As for the performance of the state-of-the-art methods HMGL in SBRSs, which can capture both local dependencies (i.e., the dependencies between items within a session) and global dependencies (i.e., the dependencies across multiple sessions). Thus, the performance of HMGL is better than the methods above. However, this work ignores the significant role of users in connecting the different but relevant sessions as well as items. In contrast, our HL framework can explicitly capturing both the intra-session dependencies and the inter-session dependencies via effectively utilizing both session information and side information. we get the best performance of our HL framework on two datasets. As show in Table 2, our proposed HL framework outperforms all the other baseline methods.

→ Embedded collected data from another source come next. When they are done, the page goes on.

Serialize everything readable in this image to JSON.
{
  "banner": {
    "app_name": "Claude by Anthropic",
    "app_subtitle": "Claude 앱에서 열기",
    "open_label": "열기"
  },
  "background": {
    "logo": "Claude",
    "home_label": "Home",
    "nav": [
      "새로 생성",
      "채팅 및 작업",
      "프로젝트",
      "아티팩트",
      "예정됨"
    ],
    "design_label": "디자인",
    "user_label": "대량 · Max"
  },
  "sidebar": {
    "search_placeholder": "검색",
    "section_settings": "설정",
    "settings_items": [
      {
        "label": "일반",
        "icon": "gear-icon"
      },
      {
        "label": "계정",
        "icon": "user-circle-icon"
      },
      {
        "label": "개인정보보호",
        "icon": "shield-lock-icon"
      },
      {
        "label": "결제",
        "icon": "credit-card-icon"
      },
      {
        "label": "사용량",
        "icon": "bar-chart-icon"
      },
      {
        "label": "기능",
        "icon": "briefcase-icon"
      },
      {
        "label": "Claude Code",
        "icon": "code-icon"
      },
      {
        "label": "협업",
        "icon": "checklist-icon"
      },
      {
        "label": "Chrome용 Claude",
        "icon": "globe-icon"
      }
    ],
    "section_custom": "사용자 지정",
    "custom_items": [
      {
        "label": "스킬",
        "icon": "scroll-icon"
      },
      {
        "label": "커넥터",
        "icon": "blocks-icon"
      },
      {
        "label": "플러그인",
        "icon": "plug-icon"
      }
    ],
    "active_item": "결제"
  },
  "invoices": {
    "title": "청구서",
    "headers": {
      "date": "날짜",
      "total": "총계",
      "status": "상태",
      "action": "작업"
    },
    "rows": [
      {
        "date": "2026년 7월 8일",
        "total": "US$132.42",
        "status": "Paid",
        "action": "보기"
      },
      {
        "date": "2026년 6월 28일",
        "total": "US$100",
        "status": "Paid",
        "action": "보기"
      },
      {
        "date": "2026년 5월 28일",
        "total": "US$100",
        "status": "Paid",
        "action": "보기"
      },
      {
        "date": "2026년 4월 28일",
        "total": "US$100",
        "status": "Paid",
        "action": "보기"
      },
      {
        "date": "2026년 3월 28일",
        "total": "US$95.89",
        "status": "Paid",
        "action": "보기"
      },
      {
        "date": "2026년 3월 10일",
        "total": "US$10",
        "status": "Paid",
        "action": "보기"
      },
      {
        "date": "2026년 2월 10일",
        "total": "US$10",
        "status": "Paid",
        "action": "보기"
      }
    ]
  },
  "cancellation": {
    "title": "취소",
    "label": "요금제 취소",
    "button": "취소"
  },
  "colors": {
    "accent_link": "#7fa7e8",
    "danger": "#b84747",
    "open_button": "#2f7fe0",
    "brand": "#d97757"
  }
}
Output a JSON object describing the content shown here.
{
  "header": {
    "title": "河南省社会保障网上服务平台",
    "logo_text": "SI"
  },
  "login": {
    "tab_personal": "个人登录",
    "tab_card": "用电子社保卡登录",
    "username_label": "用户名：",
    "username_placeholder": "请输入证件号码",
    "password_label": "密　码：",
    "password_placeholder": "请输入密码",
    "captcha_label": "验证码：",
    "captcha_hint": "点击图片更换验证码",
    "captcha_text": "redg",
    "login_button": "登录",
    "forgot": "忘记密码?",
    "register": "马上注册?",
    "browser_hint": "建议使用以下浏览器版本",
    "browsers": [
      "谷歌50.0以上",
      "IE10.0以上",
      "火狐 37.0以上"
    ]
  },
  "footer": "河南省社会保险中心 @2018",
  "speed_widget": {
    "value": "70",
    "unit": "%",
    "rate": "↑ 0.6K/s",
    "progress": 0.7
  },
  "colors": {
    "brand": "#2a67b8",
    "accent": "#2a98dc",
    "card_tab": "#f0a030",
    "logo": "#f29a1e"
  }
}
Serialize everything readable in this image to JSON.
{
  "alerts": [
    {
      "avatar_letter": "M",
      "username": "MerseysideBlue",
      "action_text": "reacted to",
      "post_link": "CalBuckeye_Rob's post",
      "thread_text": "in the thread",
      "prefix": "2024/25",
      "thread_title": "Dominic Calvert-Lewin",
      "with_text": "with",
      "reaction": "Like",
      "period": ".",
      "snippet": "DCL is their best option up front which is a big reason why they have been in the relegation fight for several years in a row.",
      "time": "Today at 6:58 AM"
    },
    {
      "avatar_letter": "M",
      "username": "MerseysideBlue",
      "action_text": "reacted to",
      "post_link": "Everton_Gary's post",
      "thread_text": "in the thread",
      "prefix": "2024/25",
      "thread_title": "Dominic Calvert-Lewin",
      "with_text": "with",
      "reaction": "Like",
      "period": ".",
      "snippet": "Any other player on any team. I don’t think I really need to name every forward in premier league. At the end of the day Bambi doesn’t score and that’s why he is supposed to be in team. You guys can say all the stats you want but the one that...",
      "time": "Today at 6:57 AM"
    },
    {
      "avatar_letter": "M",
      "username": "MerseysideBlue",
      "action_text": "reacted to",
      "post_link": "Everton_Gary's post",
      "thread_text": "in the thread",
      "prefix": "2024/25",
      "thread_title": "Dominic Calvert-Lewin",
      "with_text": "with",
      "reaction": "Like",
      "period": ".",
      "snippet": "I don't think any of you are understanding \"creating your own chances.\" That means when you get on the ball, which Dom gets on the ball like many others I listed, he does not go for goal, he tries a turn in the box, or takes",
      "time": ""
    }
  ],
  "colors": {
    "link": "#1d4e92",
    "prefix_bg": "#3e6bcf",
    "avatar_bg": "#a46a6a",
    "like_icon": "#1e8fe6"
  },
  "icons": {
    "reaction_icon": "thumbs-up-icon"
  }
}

The improvements of HL over the best-performing method HMGL, range from 1.53% to 3.04% with an average of 2.25% in terms of Rec, and range from 2.03% to 4.13% with an average of 3.24% in terms of Mrr. The NDCG (cf. Figure 4) on two datasets also shows HL leads all the baseline methods.

Fig. 4
figure 4

Our proposed HL achieves the highest NDCG values on both datasets

The simplest method PoP recommends the next item solely based on the occurrence frequency of items, which is problematic in session-based recommendation scenarios. As for Item-KNN, they recommend similar items with previously purchased items in the session are recommended, which lead to the recommendation of the same item repeatedly, thereby reducing the recommendation accuracy. When the conventional SBRSs such as BPR-MF and FPMC are considered, they learn the probabilities to capture first-order dependencies, and can not capture the high-order dependencies. As for the deep-learning based SBRSs, including iGRU4Rec-BPR, STAMP, NextItNet, SR-GNN, HMGL owing to the powerful of deep neural networks, these methods outperform the conventional methods. A RNN-based approach iGRU4Rec-BPR employs GRUs to capture the long-term dependencies in each session, while STAMP improves the recommendation accuracy with an attention layer. ATEM achieved better performance due to the non-order assumption. NextItNet is a CNN-based approach for next item recommendations, which employs a convolutional generative network to learn the high-level representation from both short- and long-range item dependencies. Those methods usually model the rigid order within one session, while SR-GNN further capture the item dependencies within one session with graph neural networks. HMGL incorporates the session information with item attribute information to further improve the recommendation accuracy. However, it neglects the significant role of users. Our framework HL incorporates the session information and item attribute information and user information together, and captures the intra and inter-session dependencies to further improve the recommendation accuracy.

6 Conclusions

In this paper, we have proposed a hypergraph learning (HL) framework for next-item recommendations. We introduced side information including item attribute information and user information simultaneously to enrich the information for next-item recommendations. We have constructed a hypergraph to connect the items, item attribute values and users to effectively integrate both the session information and side information together in preparation for leaning informative item representations. Then, we have built a hypergraph leaning model to learn the representation of each item while modeling both the intra- and inter-session dependencies from the constructed hypergraph for more accurate next-item recommendations.

Current works mainly focus on single behaviours (e.g., purchasing), however, in real situations, there are usually multi-behaviour (e.g., clicking, adding to cart and purchasing) in each session. Hence, in order to capture item dependencies among multi-behaviours and further recommend the next item and the corresponding behaviours associated with it, we plan to extend the HL framework to learn more complex dependencies between items embedded in sessions consisting of other types of behaviours, e.g., clicking, adding to cart. Consequently, more informative item representations can be learned for recommending next item and its associated behaviours accurately.